SHAYS: And we passed Sarbanes-Oxley, which was a very tough response to that, and then I realized that Fannie Mae and Freddie Mac wouldn’t even come under it. They weren’t under the 34 act. They weren’t under the 33 act. They played by their own rules, and I’m tempted to ask how many people in this room are on the payroll of Fannie Mae, because what they do is they basically hire every lobbyist they can possibly hire. They hire some people to lobby and they hire some people not to lobby so that the opposition can’t hire ’em.
RUSH: Do you see what’s shaking out here? Now, this office, OFHEO, this was created in 1972 to oversee Fannie Mae and Freddie Mac, but they just ignored this regulator! He comes up: ‘You guys are in trouble!’
‘No, we’re not, not in trouble! You saying Franklin Raines is doing a bad job? We’re not going to let you say Frank Raines is doing that! There’s nothing wrong with Fannie Mae or Freddie Mac! He’s doing a great job over there!’

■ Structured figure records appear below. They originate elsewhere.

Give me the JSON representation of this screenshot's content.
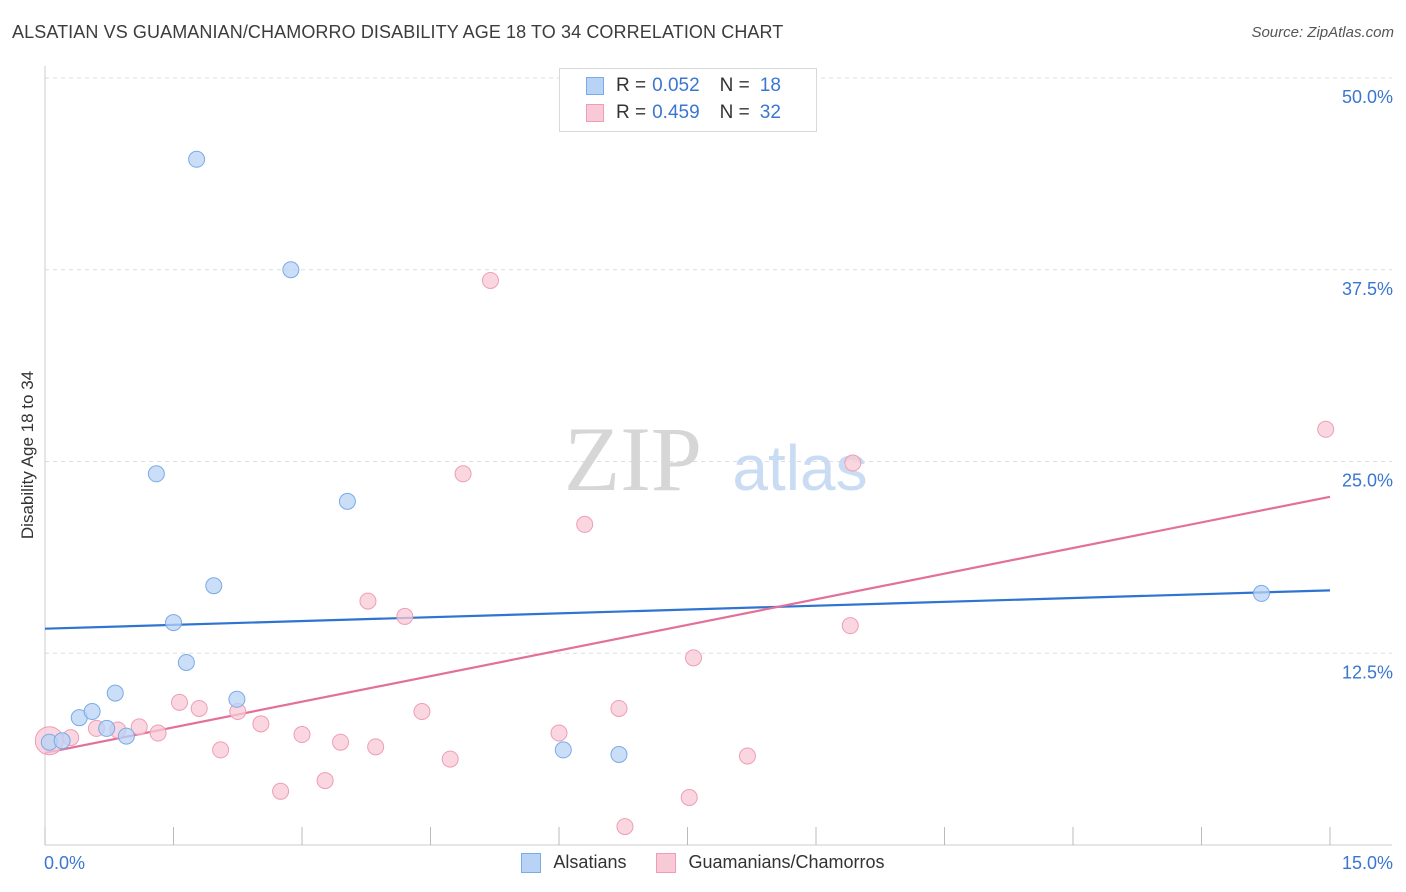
{
  "title": "ALSATIAN VS GUAMANIAN/CHAMORRO DISABILITY AGE 18 TO 34 CORRELATION CHART",
  "source": "Source: ZipAtlas.com",
  "watermark": {
    "zip": "ZIP",
    "atlas": "atlas"
  },
  "colors": {
    "alsatians_fill": "#b8d3f5",
    "alsatians_stroke": "#7aaae8",
    "alsatians_line": "#2e74d0",
    "guam_fill": "#f8c9d6",
    "guam_stroke": "#ee9db5",
    "guam_line": "#e3709a",
    "axis_label": "#3a76d1",
    "grid": "#dddddd"
  },
  "legend_top": {
    "rows": [
      {
        "r_label": "R =",
        "r_value": "0.052",
        "n_label": "N =",
        "n_value": "18"
      },
      {
        "r_label": "R =",
        "r_value": "0.459",
        "n_label": "N =",
        "n_value": "32"
      }
    ]
  },
  "legend_bottom": {
    "items": [
      "Alsatians",
      "Guamanians/Chamorros"
    ]
  },
  "chart_data": {
    "type": "scatter",
    "title": "ALSATIAN VS GUAMANIAN/CHAMORRO DISABILITY AGE 18 TO 34 CORRELATION CHART",
    "xlabel": "",
    "ylabel": "Disability Age 18 to 34",
    "xlim": [
      0,
      15
    ],
    "ylim": [
      0,
      50
    ],
    "x_tick_labels": [
      "0.0%",
      "15.0%"
    ],
    "y_tick_labels": [
      "12.5%",
      "25.0%",
      "37.5%",
      "50.0%"
    ],
    "y_ticks": [
      12.5,
      25.0,
      37.5,
      50.0
    ],
    "x_minor_ticks": [
      0,
      1.5,
      3,
      4.5,
      6,
      7.5,
      9,
      10.5,
      12,
      13.5,
      15
    ],
    "grid": true,
    "legend_position": "top-center",
    "series": [
      {
        "name": "Alsatians",
        "r": 0.052,
        "n": 18,
        "trend": [
          [
            0,
            14.1
          ],
          [
            15,
            16.6
          ]
        ],
        "points": [
          [
            0.05,
            6.7
          ],
          [
            0.2,
            6.8
          ],
          [
            0.4,
            8.3
          ],
          [
            0.55,
            8.7
          ],
          [
            0.72,
            7.6
          ],
          [
            0.82,
            9.9
          ],
          [
            0.95,
            7.1
          ],
          [
            1.3,
            24.2
          ],
          [
            1.5,
            14.5
          ],
          [
            1.65,
            11.9
          ],
          [
            1.77,
            44.7
          ],
          [
            1.97,
            16.9
          ],
          [
            2.24,
            9.5
          ],
          [
            2.87,
            37.5
          ],
          [
            3.53,
            22.4
          ],
          [
            6.05,
            6.2
          ],
          [
            6.7,
            5.9
          ],
          [
            14.2,
            16.4
          ]
        ]
      },
      {
        "name": "Guamanians/Chamorros",
        "r": 0.459,
        "n": 32,
        "trend": [
          [
            0,
            6.0
          ],
          [
            15,
            22.7
          ]
        ],
        "points": [
          [
            0.05,
            6.8
          ],
          [
            0.3,
            7.0
          ],
          [
            0.6,
            7.6
          ],
          [
            0.85,
            7.5
          ],
          [
            1.1,
            7.7
          ],
          [
            1.32,
            7.3
          ],
          [
            1.57,
            9.3
          ],
          [
            1.8,
            8.9
          ],
          [
            2.05,
            6.2
          ],
          [
            2.25,
            8.7
          ],
          [
            2.52,
            7.9
          ],
          [
            2.75,
            3.5
          ],
          [
            3.0,
            7.2
          ],
          [
            3.27,
            4.2
          ],
          [
            3.45,
            6.7
          ],
          [
            3.77,
            15.9
          ],
          [
            3.86,
            6.4
          ],
          [
            4.2,
            14.9
          ],
          [
            4.4,
            8.7
          ],
          [
            4.73,
            5.6
          ],
          [
            4.88,
            24.2
          ],
          [
            5.2,
            36.8
          ],
          [
            6.0,
            7.3
          ],
          [
            6.3,
            20.9
          ],
          [
            6.7,
            8.9
          ],
          [
            6.77,
            1.2
          ],
          [
            7.52,
            3.1
          ],
          [
            7.57,
            12.2
          ],
          [
            8.2,
            5.8
          ],
          [
            9.4,
            14.3
          ],
          [
            9.43,
            24.9
          ],
          [
            14.95,
            27.1
          ]
        ]
      }
    ]
  }
}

And Chris Shays says, ‘You got lobbyists hired, not hired, you’re doing everything you can to keep anybody from finding out what’s going wrong over there, a lot of people on the payroll at Fannie Mae, we find out, are making campaign donations to Democrats left and right.’
So this is the process of the regulators trying to get in there and find out what’s going wrong so that we might have some limit on the dangers of subprime mortgage, but it’s the Democrats saying, ‘Ain’t no way! There’s nothing wrong here and you’re not gonna find it if there is!’ Next, Barney Frank in 2004, this is the same hearing, had this to say.
FRANK: You seem to be saying, ‘Well, these are in areas which could raise safety and soundness problems.’ I don’t see anything in your report that raises safety and soundness problems.
RUSH: (imitating Frank) ‘Nothing in your report! Dothitzameanfubabra! What are we talking about here? There’s no problem. Fannie Mae, Freddie Mac, they are fine. Screw you! I mean, what are we doing here?’ Nothing wrong. Barney Frank again.
FRANK: But I have seen nothing in here that suggests that the safety and soundness are an issue, and I think it serves us badly to raise safety and soundness as a kind of a general shibboleth when it does not seem to me to be an issue.
RUSH: Right. Now, you go to Barney Frank yesterday, day before, this week, there wasn’t anything going on at Fannie Mae and Freddie Mac, and if there was, it was the Republicans. The Republicans wouldn’t let anybody come in and regulate it.
We’re in this mess because of all of this that you just heard. The subprime mortgage debacle is why, primary reason why, we are in this economic state right now, and there were regulators that came before Congress during the Bush administration when the Republicans ran Congress, and the Democrats were intimidating them left and right. You heard it here: Maxine Waters, nothing wrong there, Franklin Raines doing a great job. We’ve got sound bites I don’t have time to get to of the regulators actually being intimidated by these members of Congress for what they are announcing in terms of their findings.
So I meant to play this yesterday, we just ran out of time. So, actually, here I’m making up for what I said I was going to do yesterday, getting it done today because I don’t want anybody saying that I said I’m going to do stuff and not do it just to get you hooked and keep you listening — because, frankly, I don’t have to do that. Show’s compelling enough anyway as is without those kinds of tricks!